Fiorentina – Empoli La Pagella Viola Il Meno in Palla Milenkovic Il Più in Palla Nico
Terracciano 5.5
Poco reattivo in uscita su Caputo e titubante con i piedi in un paio di occasioni. Non perfetto nel marasma generale.
Kayode 5
Prima partita che stecca da inizio stagione, ci sta, anche se si vede già dai primi minuti che non è la sua giornata. Soffre tanto sulla fascia e mette tanti cross imprecisi.
Milenkovic 4 Il Meno in Palla
Serata horror per il centrale serbo che nel primo gol si perde Caputo e nel secondo Gyasi. Per lui anche qualche retropassaggio rischioso che mette in difficoltà Terracciano.
Quarta 4.5
Parte bene in fase offensiva, ma dietro scricchiola e non poco. Errore da matita rossa quello che porta allo 0-2.
Parisi 5.5
Parte male, poi prova a riprendersi nel secondo tempo ma non riesce ad imporsi. Anche lui prova tanti cross e giocate, ma spesso frutto di iniziative personali e poco ragionate.
Arthur 5
Stecca anche lui. In mezzo al campo prova a farsi vedere ma spesso è troppo nascosto. I compagni poi di certo non lo aiutano. (Dall’82’ Kouame SV).
Duncan 5
Non è il solito Duncan. Pochi contrasti e solo una conclusione nei primi minuti che impegna Berisha. Poi anche lui è chiuso dal centrocampo dell’Empoli. (Dal 73′ Mandragora 5.5. Non riesce ad imporsi e i suoi corner non impensieriscono la difesa avversaria).

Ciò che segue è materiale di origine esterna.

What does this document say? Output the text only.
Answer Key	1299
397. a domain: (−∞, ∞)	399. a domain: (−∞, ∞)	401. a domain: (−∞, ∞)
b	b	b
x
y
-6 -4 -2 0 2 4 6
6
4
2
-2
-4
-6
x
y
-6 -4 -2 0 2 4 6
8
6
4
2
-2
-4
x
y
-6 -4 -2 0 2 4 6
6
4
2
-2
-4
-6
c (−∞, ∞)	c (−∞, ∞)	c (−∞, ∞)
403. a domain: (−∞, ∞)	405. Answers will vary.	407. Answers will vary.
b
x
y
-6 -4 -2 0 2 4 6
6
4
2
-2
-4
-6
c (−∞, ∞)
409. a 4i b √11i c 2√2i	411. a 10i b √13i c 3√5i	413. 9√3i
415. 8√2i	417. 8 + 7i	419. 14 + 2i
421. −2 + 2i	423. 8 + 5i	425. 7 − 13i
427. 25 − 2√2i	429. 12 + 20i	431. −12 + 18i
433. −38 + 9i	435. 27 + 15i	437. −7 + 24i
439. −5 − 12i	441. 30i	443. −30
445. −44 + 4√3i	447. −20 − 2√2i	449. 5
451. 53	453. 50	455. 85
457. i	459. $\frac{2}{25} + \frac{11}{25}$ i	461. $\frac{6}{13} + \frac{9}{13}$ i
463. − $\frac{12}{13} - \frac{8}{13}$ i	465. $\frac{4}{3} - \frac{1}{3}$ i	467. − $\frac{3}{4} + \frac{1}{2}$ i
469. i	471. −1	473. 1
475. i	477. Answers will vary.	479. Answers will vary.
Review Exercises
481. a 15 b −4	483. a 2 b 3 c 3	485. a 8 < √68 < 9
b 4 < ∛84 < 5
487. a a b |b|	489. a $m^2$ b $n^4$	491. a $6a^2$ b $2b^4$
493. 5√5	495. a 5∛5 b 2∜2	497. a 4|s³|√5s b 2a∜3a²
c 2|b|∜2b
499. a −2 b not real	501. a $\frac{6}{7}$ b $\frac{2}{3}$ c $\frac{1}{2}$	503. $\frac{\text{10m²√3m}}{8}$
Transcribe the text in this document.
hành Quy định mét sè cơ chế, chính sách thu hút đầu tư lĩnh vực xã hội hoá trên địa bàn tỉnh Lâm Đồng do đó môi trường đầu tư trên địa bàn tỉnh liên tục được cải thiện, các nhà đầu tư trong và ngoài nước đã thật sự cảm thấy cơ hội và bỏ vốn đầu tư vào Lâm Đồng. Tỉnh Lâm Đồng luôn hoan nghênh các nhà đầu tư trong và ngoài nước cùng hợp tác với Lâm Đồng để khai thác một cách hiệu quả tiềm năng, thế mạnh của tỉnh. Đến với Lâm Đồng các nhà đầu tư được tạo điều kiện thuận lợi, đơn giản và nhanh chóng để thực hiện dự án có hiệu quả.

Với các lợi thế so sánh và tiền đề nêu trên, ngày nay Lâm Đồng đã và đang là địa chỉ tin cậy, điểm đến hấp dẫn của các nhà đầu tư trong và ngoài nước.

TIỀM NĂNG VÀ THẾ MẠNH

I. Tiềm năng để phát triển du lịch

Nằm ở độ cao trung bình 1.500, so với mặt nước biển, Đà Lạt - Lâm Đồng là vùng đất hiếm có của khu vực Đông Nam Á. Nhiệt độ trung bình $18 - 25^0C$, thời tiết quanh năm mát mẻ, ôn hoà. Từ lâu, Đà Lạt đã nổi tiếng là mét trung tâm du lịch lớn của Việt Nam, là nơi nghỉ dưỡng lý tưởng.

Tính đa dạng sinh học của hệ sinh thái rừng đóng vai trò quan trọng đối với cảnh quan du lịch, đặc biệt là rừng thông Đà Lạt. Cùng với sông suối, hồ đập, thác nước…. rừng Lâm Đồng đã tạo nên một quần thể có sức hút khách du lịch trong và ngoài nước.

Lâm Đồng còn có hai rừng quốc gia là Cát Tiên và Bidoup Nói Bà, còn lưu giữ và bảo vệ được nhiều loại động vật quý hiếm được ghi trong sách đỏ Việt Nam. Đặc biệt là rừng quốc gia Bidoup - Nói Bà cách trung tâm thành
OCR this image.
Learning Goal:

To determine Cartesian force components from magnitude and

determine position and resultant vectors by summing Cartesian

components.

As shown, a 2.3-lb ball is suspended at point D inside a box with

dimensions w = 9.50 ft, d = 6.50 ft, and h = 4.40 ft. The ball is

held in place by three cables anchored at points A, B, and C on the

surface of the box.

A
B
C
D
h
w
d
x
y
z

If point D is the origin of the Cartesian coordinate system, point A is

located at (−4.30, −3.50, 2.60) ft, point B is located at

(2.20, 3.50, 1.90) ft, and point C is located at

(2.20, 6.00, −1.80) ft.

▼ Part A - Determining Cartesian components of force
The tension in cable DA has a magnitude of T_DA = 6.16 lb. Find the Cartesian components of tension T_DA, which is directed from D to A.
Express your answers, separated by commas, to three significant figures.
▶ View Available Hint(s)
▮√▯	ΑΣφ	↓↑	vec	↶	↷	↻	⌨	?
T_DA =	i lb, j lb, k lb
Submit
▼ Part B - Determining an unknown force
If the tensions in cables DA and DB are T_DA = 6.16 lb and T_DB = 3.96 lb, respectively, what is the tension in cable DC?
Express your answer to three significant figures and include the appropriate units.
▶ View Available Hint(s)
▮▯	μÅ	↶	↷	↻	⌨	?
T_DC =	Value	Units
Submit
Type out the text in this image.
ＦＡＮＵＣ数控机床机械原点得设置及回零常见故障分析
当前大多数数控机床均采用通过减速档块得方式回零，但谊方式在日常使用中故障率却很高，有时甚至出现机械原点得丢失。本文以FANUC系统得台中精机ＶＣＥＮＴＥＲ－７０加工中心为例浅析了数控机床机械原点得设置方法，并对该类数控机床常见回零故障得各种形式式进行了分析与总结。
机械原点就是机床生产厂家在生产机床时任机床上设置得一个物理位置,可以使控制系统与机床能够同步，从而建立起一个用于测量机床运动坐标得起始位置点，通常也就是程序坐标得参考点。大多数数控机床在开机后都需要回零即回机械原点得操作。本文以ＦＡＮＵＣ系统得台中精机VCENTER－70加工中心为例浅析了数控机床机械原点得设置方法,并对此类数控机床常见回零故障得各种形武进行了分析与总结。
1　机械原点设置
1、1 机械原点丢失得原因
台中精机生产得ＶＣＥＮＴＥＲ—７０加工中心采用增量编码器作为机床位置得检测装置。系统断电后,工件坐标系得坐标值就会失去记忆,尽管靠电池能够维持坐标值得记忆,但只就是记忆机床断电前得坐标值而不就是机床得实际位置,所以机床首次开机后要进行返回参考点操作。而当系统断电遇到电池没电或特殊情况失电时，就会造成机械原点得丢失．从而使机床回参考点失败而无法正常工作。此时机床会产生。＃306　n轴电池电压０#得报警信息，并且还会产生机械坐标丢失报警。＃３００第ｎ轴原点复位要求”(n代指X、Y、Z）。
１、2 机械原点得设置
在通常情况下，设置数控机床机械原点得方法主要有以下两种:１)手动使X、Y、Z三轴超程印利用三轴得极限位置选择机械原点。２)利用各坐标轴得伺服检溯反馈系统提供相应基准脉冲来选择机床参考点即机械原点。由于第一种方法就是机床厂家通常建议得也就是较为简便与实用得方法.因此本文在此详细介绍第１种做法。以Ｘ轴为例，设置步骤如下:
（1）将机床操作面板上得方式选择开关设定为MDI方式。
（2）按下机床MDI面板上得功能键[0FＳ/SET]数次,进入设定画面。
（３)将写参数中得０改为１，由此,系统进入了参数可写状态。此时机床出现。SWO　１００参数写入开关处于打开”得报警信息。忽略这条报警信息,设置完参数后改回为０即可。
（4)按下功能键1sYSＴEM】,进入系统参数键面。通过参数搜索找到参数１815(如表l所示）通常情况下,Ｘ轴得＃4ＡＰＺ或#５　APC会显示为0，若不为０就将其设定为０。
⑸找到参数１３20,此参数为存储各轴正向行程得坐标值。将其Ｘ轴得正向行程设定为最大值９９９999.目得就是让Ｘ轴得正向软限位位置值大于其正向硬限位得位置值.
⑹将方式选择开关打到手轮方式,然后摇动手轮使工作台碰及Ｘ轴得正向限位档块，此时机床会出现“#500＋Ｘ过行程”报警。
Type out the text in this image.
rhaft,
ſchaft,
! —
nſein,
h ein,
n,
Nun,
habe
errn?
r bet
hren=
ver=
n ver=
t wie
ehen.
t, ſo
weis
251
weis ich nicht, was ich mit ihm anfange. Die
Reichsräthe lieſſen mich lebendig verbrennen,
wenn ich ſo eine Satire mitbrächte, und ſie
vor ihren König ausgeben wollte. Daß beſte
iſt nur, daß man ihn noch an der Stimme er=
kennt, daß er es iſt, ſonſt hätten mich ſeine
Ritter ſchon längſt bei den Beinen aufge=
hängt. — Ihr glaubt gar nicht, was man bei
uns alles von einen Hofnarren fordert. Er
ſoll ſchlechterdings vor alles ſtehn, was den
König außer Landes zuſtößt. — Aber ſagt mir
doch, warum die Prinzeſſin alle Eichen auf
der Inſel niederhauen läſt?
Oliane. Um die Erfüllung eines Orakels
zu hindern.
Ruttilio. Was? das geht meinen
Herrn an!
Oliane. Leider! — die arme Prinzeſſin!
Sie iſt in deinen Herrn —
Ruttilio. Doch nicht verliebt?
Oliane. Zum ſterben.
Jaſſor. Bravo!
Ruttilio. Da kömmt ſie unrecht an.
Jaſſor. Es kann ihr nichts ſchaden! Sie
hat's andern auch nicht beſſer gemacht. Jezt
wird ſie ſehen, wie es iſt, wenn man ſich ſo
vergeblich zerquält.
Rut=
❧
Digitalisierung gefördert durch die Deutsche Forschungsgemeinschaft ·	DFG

Nico Gonzalez 6 Il più in Palla
Rabona a parte, è l’unico che veramente si rende pericoloso con colpi di testa e giocate. Unica luce in mezzo al buio generale. Imprescindibile per Italiano.
Bonaventura 5
Meno al centro del gioco anche lui. Gli riesce solo una giocata con un’imbucata per Quarta, per il resto una partita sottotono dopo le ultime splendide settimane.
Brekalo 4
Gioca solo quarantacinque minuti, perché dà l’impressione che con ulteriori quarantacinque avrebbe potuto fare ancora peggio. Due passi indietro rispetto a Napoli. (Dal 45′ Sottil 5. Ci prova, ma con poca precisione. Fallisce due conclusioni a rete nelle quali poteva quantomeno inquadrare la porta).
Nzola 4
Viene a prendere la palla fuori dall’area e così facendo si rende inoffensivo. In area ha due mezze occasioni, non sfruttate, per il resto un corpo estraneo. (Dal 73′ Beltran 6. Si rende più pericoloso del suo compagno di reparto e questo basta per prendere la sufficienza in una giornata come quella di ieri).
Italiano 5
Ritarda i cambi e non riesce a spronare al meglio la sua squadra. Andreazzoli gliela incarta e la sua squadra esce dal Franchi meritatamente sconfitta. Fa male, ma adesso c’è la Lazio, a Roma (dopo la Conference giovedì). Sarà difficile, considerando il calendario fitto.